While fine for most, certain use cases are made quite unintuitive by this API.
For instance, consider the AdaBoostClassifier
API. Essentially this classifier just wraps the boosting around whatever classifier is provided by base_estimator
parameter. Most of the parameter tuning therefore happens in this base_estimator
rather than the booster itself. If I were to use grid search for parameter tuning, I would probably do something among the lines of:
base_estimators = [DecisionTreeClassifier(max_depth=d) for d in range(1, 11)]
grid = GridSearchCV(AdaBoostClassifier(), dict(base_estimator=base_estimators))

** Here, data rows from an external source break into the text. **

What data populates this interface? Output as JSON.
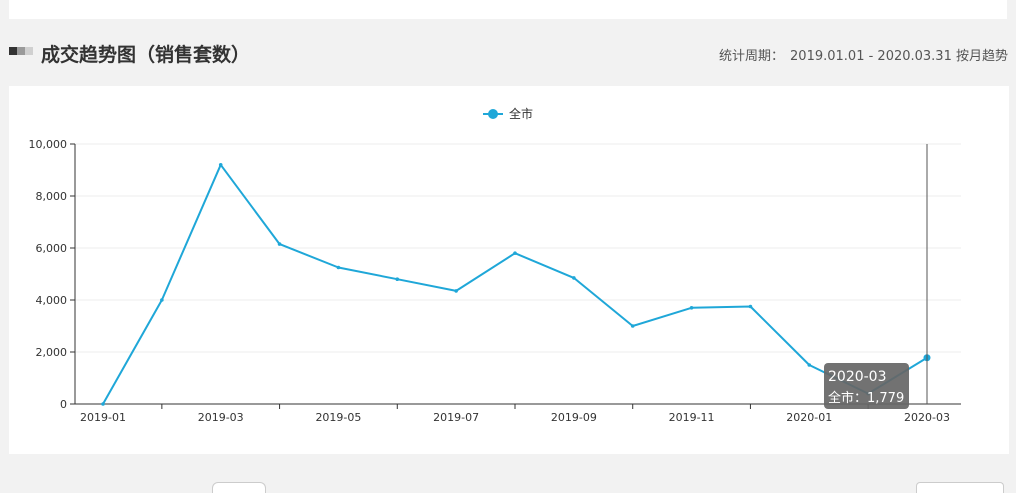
{
  "section": {
    "title": "成交趋势图（销售套数）",
    "period_label": "统计周期：",
    "period_value": "2019.01.01 - 2020.03.31 按月趋势"
  },
  "colors": {
    "series": "#1fa7d8",
    "axis": "#333333",
    "grid": "#eeeeee",
    "tooltip_bg": "#666666"
  },
  "chart_data": {
    "type": "line",
    "x": [
      "2019-01",
      "2019-02",
      "2019-03",
      "2019-04",
      "2019-05",
      "2019-06",
      "2019-07",
      "2019-08",
      "2019-09",
      "2019-10",
      "2019-11",
      "2019-12",
      "2020-01",
      "2020-02",
      "2020-03"
    ],
    "x_tick_labels": [
      "2019-01",
      "2019-03",
      "2019-05",
      "2019-07",
      "2019-09",
      "2019-11",
      "2020-01",
      "2020-03"
    ],
    "y_tick_labels": [
      "0",
      "2,000",
      "4,000",
      "6,000",
      "8,000",
      "10,000"
    ],
    "ylim": [
      0,
      10000
    ],
    "series": [
      {
        "name": "全市",
        "values": [
          0,
          4000,
          9200,
          6150,
          5250,
          4800,
          4350,
          5800,
          4850,
          3000,
          3700,
          3750,
          1500,
          400,
          1779
        ]
      }
    ],
    "legend": "top-center",
    "grid": true,
    "tooltip": {
      "x": "2020-03",
      "series": "全市",
      "value": "1,779"
    }
  }
}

Which is already quite ugly, and I am only tuning the max_depth
parameter. Imagine if I also wanted to tune some other parameter in DecisionTreeClassifier
class.
One way to fix this is to make GridSearchCV
accept factory functions for classifiers, and not only the classifiers themselves.
Particularly, something among the lines could make things a bit easier:
def ada_factory(*args, **kwargs):
return AdaBoostClassifier(DecisionTreeClassifier(*args, **kwargs))
grid = GridSearchCV(ada_factory, dict(max_depth=range(1,11))
Obviously, the contract where the objects returned from the factory function contain fit
, and predict
methods should remain in place.
Not only does this solve this particular problem, it would also allow one to test multiple estimators within the same grid search -- just add a parameter to your factory function.